Bleak house — 21 Comments

  1. ah, would you look at that – the first comment!!!
    Grandad, count yourself lucky, not many a place where you can head off and leave the door open. For me, there’s no point in owning anything valuable, folks’ll just want to steal it and you’ll have to pay to have big security crap to protect it. Though yeah, I dont get the big gates for the heck of it either.

    Forgot to ask yesterday, how’s Sandy getting on with the gp?

  2. Charmed – Someone has to be first!! I can understand security when there is a need for it. There are some areas of the cities where I put a padlock on my pocket. In the middle of rural Ireland though, it’s just an expression of wealth.

    Sandy thinks the GP is a puppy and gave it a great wash yesterday. Her nose is a little bit out of joint though, as she is afraid she may no longer be #1.

  3. I dare you to go and see if they have anti- handgrenade devices.

    They’re asking for it.

    Mind you, it could be Enya’s new gaff?

  4. K8 – I’ll try lobbing a few mortars. We’ll see how the cameras cope with them.

    That Enya just won’t stop following me around……
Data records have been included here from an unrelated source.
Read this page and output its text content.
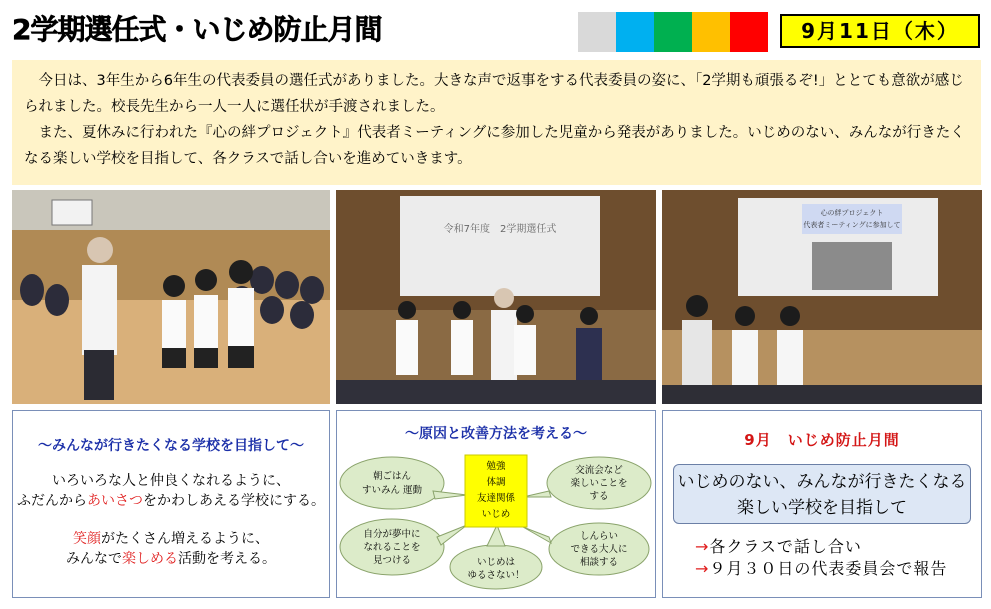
2学期選任式・いじめ防止月間	9月11日（木）

今日は、3年生から6年生の代表委員の選任式がありました。大きな声で返事をする代表委員の姿に、「2学期も頑張るぞ!」ととても意欲が感じられました。校長先生から一人一人に選任状が手渡されました。

また、夏休みに行われた『心の絆プロジェクト』代表者ミーティングに参加した児童から発表がありました。いじめのない、みんなが行きたくなる楽しい学校を目指して、各クラスで話し合いを進めていきます。

令和7年度　2学期選任式
心の絆プロジェクト
代表者ミーティングに参加して
～みんなが行きたくなる学校を目指して～
いろいろな人と仲良くなれるように、
ふだんからあいさつをかわしあえる学校にする。
笑顔がたくさん増えるように、
みんなで楽しめる活動を考える。
～原因と改善方法を考える～
勉強
体調
友達関係
いじめ
朝ごはん
すいみん 運動
交流会など
楽しいことを
する
自分が夢中に
なれることを
見つける	いじめは
ゆるさない！
しんらい
できる大人に
相談する
9月　いじめ防止月間
いじめのない、みんなが行きたくなる
楽しい学校を目指して
→各クラスで話し合い
→９月３０日の代表委員会で報告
  5. You should loiter around the outside of the biggest one in black and balaclava with the Mission Impossible theme tune blaring out of some speakers and when they ask you what you’re up to, say:

    “Delta bravo alpha dog, needs to borrow cup of sugar, over”
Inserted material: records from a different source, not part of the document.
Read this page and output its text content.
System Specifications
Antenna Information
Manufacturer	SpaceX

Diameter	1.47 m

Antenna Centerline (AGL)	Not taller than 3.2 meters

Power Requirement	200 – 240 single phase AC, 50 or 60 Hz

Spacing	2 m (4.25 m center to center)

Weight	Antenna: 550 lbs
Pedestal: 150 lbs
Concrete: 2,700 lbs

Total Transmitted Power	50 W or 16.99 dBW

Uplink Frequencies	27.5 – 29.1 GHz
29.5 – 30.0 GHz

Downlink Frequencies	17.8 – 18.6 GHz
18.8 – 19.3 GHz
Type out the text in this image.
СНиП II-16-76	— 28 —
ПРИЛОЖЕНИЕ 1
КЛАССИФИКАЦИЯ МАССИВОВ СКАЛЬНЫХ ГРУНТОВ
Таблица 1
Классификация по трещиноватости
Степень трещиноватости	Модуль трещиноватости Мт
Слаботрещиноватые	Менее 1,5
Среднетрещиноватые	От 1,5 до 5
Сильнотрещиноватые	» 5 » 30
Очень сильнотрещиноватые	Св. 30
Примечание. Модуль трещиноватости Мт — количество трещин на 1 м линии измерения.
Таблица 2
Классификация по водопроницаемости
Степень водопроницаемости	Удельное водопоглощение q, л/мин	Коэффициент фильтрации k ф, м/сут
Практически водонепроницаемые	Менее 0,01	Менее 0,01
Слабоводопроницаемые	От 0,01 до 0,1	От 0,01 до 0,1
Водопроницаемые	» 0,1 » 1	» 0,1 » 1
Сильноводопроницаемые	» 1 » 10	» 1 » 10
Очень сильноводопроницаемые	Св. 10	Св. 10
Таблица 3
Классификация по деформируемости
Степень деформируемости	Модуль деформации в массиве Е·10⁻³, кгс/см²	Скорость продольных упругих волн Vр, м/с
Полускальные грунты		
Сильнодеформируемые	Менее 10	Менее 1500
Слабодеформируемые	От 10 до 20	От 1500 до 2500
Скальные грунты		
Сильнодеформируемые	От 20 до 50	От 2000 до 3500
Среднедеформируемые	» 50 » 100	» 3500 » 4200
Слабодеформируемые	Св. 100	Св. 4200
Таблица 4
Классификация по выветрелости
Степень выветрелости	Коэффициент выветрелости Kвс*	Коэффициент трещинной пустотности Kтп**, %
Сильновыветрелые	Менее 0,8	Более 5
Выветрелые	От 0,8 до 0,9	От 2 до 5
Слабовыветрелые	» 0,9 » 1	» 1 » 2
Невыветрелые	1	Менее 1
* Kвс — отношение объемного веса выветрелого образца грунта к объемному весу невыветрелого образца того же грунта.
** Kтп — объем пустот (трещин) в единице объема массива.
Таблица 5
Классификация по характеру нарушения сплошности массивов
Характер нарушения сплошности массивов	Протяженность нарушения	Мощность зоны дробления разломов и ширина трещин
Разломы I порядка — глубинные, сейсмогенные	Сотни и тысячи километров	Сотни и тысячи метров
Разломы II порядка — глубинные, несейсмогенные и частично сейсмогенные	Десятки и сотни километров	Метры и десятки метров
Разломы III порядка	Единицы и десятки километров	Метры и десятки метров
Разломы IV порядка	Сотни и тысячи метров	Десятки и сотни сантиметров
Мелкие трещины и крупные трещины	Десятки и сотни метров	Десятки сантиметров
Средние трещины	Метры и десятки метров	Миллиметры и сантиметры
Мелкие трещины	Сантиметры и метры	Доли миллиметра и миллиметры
  6. I love country living.

    Once I was stranded at home for five days because I couldn’t find my car keys. Eventually I found them in the ignition of the car, unlocked in the drive. Good thing I was happy enough staying home.

    My security system is a dog with a big bark. He’s only saying, ‘I WANNA BONIO!’ but nobody else knows that.

  7. Susan – I have left my keys overnight in the ignition too. Our Sandy is a Bonioholic too, and her bark usually means “will you be my friend?” There are exceptions though – tourists, scruffs, burglers and anyone I dislike.

  8. The world is full of people who think they are better than ‘normal folk’ – what they don’t understand is their high walls and locked gates only increases their paranoia to the point where they can’t speak to or even look at ‘us commoners’ – their loss!!!

  9. There is a few of them around my way, range rovers , big gates, and they think they blend in by having hundreds of pheasants ran onto their shotguns.The world is full of plonkers, your right bring on the recession ,I’ve nothing to lose anyway.

  10. Ya think the recession will change em? They’ll sit in their secure houses counting their money and congratulating themselves on their acumen while the rest of the county wails.

  11. I imagine the burglar’s have walked through out place, eyeballed all four dodgy cars all with keys in their ignition, taken a look around and decided to go down the road to the nice big house with the electronic gate and security cameras because they have to be protecting something valuable when clearly I’m not. I have two dogs . . . neither would wake up if there was a removal truck pulling up outside!

  12. Thrifty – And where are they keeping their money? Shares? Heh! Investment portfolios? Ha Ha! The banks – not worth much. Property? Hmmmm? I’d say a lot of them have suffered.

    Baino – I always said that if someone did break in here, they’d take pity on us, tidy the place and leave us some decent stuff.

  13. Oh, they might be much less well off, but they are still better off than I, and much better connected. Until the gaffs you describe are being re-posessed they’re doing OK.

  14. Thrifty – The majority of the ones I know are miserable bastards. I can guarantee that you may be financially poorer, but you are a lot happier.

  15. I grew up in town where you locked the front door to let people know you were not home, and left the back door open in case some needed to get it. We always left the key in the car in case one of them had to be moved. When visiting my dad would get mad because I not took the keys out, I actually locked the car.

    By contrast while living in Miami my wifes car was broken into while she was attending mass. They did about 5 times as much damage to the car as they got from the items they stole.

  16. I know we’re pretty rural up here, but none of us lock our doors and still wander in and out of each others’ places. It’s one of the things that I love about living here. Mind you, there’s a couple of newly built big, flash ivory towers with electric gates. They’re sitting empty with for sale signs outside, though. Shame….

  17. lots of stuff, security, paranoia, one-upmanship, what does it all get you? Not a damn thing except more of the same and a boat-load of health problems and your kids hate you for no reason. Growing up poor and Catholic meant macaroni and cheese on Friday, confession on Saturday, mass on Sunday and nuns and school again on Monday and all was right with the world. You played outside with your friends, you used your imagination to the fullest and pretended to fly like superman, built forts and made pretend farts with your arm pits. No locked doors and families watching out for one anothers kids. Lots of stuff is no guarantee of anything except maybe anxiety about wanting more and getting less, the poor bastards with the security eye in the sky will never “see” the comet coming until it is too late.

  18. John O – You have just described my youth perfectly [I’m still not too fond of macaroni cheese]. As for The Others – The only reason I go on about them is that they are ruining the countryside with their forts. I swear if I ever won the lottery, I’d give most of it away!